QL-Tr1: QL-Diagonal Triangle

The Diagonal Triangle of the Quadrilateral (L1, L2, L3, L4) is the Triangle bounded by lines S12.S34, S13.S24, S14.S23, where Sij = intersection point Li ^ Lj, where i and j are different numbers and ∈ (1,2,3,4).

The connection of the intersection points of 2 adjacent lines and the intersection point of the remaining 2 lines produces a side of the QL-Diagonal Triangle. By doing this for all 3 possible combinations of 2 sets of 2 adjacent lines the QL-Diagonal Triangle is produced.

Area QL-Diagonal Triangle in CT-notation

4 l² m² n² Δ / ((l m – l n – m n) (l m + l n – m n) (l m – l n + m n))

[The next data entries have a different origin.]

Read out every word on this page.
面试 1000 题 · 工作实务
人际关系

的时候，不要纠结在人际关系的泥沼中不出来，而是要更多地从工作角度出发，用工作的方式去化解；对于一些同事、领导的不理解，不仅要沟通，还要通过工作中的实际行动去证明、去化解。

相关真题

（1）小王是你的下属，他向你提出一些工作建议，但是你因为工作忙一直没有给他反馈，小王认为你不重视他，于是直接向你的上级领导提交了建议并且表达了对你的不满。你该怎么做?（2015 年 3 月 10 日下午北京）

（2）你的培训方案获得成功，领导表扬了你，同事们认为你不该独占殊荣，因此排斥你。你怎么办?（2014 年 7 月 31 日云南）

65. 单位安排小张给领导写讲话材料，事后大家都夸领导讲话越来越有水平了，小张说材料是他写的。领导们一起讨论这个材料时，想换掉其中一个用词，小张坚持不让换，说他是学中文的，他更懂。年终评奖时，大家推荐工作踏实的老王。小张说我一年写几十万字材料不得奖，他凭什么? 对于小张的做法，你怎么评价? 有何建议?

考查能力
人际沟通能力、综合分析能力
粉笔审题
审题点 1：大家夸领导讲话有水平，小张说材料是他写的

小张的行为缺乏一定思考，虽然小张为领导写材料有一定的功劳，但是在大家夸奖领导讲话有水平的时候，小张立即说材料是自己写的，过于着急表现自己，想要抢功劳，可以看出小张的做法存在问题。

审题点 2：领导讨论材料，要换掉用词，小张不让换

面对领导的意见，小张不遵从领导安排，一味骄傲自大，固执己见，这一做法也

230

Radius² Circumcircle QL-Diagonal Triangle in CT-notation

l² m² n² (a² l² – a² l m – b² l m + c² l m + b² m²) (a² l² – a² l n + b² l n – c² l n + c² n²) (b² m² + a² m n – b² m n – c² m n + c² n²)  /  (4 Δ² (l m – l n – m n)² (l m + l n – m n)² (l m – l n + m n)²)

Area QL-Diagonal Triangle in DT-notation

S / 2

Radius² Circumcircle QL-Diagonal Triangle in CT-notation

a² b² c² / (4 S²)

Properties

• The QL-Diagonal Triangle is the AntiCevian Triangle of each of the 4 Component Triangles Li.Lj.Lk, where Ll is the perspectrix and where (i,j,k,l) ∈ (1,2,3,4).
• QL-Tr1 is self-polar wrt every conic inscribed in the Reference Quadrilateral.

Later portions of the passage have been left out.